Meine Mutter trug sich mit Plänen, in den Antiquitätenhandel einzusteigen, also interessierte sie sich sehr für das Innere dieses Hauses. Einmal gelangte sie hinein, an meinem allerersten Nachmittag. Ich war in der Küche und stand wie versteinert, als ich ihr »Juhu« und meinen eigenen fröhlich gerufenen Namen hörte. Dann ihr flüchtiges Anklopfen, ihre Schritte auf den Stufen zur Küche. Und die alte Mrs Crozier, die aus dem Wintergarten tappte.
Meine Mutter sagte, sie sei nur vorbeigekommen, um zu sehen, wie ihre Tochter sich mache.
»Ordentlich«, sagte die alte Mrs Crozier, die in der Tür zum Flur stand und ihr die Sicht auf die Antiquitäten nahm.
Meine Mutter machte noch einige weitere peinliche Bemerkungen, bevor sie den Rückzug antrat. Am Abend sagte sie dann, dass die alte Mrs Crozier keine Manieren hatte, weil sie nur die zweite Frau war, aufgelesen während einer Geschäftsreise nach Detroit, weshalb sie rauchte, sich die Haare schwarz wie Teer färbte und sich Lippenstift dick wie Marmelade auf den Mund schmierte. Sie war nicht mal die Mutter des Kranken im ersten Stock. Für solch einen Sohn hatte sie gar nicht den Grips.
(Anschließend stritten wir uns wieder einmal, diesmal über ihren Besuch, aber das ist Nebensache.)
Der alten Mrs Crozier muss ich ebenso aufdringlich wie meine Mutter vorgekommen sein, ebenso voll fröhlichem Dünkel. An meinem ersten Nachmittag war ich in den hinteren Salon gegangen, hatte den Bücherschrank aufgemacht und die säuberlich aufgereihten Harvard-Klassiker inspiziert. Die meisten entmutigten mich, aber ich nahm einen Band heraus, der mir nach einem Roman aussah, trotz des fremdsprachigen Titels,
I promessi sposi
. Es schien wirklich ein Roman zu sein, und er war auf Englisch.
Ich muss damals die Vorstellung gehabt haben, dass Bücher allen zur Verfügung standen, ganz egal, wo man sie vorfand. Wie Wasser aus einem öffentlichen Brunnen.
Als die alte Mrs Crozier mich mit dem Buch sah, fragte sie, woher ich es hatte und was ich damit wollte. Aus dem Bücherschrank, sagte ich, und ich hatte es mit nach oben genommen, um es zu lesen. Am meisten schien sie daran zu irritieren, dass ich etwas unten herausgenommen und dann nach oben gebracht hatte. Das mit dem Lesen überging sie, als sei solch eine Tätigkeit ihr zu fremdartig, um sich damit zu befassen. Schließlich sagte sie, wenn ich ein Buch wollte, sollte ich mir eins von Zuhause mitbringen.
Die
Promessi sposi
waren ohnehin schwer verdaulich. Ich hatte nichts dagegen, sie in den Bücherschrank zurückzustellen.
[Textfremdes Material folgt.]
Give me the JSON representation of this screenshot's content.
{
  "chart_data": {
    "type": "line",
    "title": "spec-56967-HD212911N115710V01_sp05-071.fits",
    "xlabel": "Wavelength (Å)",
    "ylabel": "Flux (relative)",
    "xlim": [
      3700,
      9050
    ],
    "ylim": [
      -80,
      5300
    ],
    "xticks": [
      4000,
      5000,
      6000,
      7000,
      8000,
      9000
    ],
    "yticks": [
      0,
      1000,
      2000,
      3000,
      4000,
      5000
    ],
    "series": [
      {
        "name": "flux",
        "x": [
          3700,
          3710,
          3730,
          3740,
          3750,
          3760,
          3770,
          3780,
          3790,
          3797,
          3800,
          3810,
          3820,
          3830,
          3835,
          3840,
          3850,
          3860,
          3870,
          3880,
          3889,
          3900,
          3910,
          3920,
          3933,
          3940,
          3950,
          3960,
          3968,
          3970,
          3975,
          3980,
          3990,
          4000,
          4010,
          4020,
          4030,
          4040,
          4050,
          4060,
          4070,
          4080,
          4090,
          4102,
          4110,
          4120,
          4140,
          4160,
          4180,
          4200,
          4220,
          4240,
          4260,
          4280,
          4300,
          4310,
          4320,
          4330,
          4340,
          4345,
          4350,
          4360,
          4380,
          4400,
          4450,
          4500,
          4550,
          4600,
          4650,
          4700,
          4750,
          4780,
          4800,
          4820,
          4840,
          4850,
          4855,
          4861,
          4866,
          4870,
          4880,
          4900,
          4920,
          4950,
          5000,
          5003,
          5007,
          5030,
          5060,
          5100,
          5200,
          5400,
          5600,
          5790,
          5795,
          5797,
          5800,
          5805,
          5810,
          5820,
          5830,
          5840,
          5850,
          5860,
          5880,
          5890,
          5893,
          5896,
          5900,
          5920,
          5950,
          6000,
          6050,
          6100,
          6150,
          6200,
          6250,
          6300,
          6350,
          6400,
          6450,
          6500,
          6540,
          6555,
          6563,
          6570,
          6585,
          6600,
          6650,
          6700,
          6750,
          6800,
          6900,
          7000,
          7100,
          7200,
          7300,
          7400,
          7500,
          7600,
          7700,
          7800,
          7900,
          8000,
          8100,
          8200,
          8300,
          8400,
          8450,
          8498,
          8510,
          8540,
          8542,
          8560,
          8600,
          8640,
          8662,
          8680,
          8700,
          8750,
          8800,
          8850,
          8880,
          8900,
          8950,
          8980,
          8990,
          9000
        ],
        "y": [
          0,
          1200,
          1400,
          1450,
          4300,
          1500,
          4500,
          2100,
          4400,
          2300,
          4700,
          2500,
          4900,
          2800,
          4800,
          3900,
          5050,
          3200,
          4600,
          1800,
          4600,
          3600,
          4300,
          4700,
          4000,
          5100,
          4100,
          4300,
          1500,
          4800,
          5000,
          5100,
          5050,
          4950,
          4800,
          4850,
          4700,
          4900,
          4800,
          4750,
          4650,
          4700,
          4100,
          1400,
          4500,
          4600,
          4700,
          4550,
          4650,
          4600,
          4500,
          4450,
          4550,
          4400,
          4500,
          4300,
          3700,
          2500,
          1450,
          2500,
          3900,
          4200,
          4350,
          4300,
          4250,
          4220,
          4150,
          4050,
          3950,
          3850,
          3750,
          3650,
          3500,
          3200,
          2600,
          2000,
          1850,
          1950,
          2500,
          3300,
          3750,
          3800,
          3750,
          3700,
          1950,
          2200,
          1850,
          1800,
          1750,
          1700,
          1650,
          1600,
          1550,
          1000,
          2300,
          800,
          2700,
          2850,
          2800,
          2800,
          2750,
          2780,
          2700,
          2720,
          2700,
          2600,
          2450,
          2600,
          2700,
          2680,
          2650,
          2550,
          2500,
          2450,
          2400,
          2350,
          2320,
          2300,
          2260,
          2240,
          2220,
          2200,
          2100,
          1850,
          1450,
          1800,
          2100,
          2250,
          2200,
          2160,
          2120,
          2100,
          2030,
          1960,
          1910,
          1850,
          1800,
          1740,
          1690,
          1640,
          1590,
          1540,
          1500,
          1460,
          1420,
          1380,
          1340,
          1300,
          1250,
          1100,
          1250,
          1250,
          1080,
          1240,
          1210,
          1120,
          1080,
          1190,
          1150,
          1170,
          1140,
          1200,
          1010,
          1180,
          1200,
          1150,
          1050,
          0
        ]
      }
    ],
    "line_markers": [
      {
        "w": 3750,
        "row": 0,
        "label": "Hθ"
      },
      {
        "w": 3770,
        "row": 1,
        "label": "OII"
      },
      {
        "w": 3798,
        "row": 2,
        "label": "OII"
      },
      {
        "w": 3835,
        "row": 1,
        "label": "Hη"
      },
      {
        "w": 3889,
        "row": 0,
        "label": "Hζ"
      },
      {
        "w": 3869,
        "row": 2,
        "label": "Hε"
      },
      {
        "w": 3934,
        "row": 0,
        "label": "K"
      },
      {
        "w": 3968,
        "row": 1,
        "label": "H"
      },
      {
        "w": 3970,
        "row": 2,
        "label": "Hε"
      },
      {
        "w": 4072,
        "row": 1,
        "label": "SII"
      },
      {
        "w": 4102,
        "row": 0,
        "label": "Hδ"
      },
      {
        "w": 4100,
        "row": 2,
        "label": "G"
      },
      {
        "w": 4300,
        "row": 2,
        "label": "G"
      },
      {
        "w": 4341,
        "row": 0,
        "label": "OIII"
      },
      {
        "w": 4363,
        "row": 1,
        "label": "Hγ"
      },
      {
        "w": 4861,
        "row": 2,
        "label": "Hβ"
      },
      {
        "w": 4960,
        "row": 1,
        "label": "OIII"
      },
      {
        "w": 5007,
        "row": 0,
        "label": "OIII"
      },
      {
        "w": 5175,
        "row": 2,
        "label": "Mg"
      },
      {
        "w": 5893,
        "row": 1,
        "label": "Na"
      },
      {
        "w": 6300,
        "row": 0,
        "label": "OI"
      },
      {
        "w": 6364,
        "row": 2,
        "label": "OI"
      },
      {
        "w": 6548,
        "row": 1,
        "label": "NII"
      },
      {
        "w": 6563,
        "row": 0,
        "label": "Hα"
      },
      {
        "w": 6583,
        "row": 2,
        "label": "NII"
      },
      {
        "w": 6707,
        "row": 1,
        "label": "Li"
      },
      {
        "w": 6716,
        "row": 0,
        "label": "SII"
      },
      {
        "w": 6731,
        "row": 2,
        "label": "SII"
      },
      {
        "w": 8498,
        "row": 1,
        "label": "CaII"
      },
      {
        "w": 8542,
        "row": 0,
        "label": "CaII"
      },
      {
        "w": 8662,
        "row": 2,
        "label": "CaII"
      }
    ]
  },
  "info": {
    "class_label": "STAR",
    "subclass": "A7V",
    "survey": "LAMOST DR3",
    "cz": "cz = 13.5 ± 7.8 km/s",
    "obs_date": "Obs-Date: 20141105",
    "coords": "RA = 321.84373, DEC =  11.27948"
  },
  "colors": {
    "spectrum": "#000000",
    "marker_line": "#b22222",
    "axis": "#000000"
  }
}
Natürlich gab es im Krankenzimmer Bücher. Lesen schien dort statthaft zu sein. Aber sie lagen fast alle aufgeschlagen mit dem Rücken nach oben, als habe Mr Crozier ein wenig darin gelesen und sie gerade beiseitegelegt. Und ihre Titel brachten mich nicht in Versuchung.
Unsere Zivilisation auf dem Prüfstand
.
Die große Verschwörung gegen Russland
.
Und meine Großmutter hatte mich gewarnt, dass ich, wenn es irgend ging, nichts anfassen sollte, was der Patient angefasst hatte, wegen der Bazillen, und dass ich immer einen Lappen zwischen meine Finger und sein Wasserglas legen sollte.
Meine Mutter sagte, Leukämie komme nicht von Bazillen.
»Woher kommt sie dann?«, fragte meine Großmutter.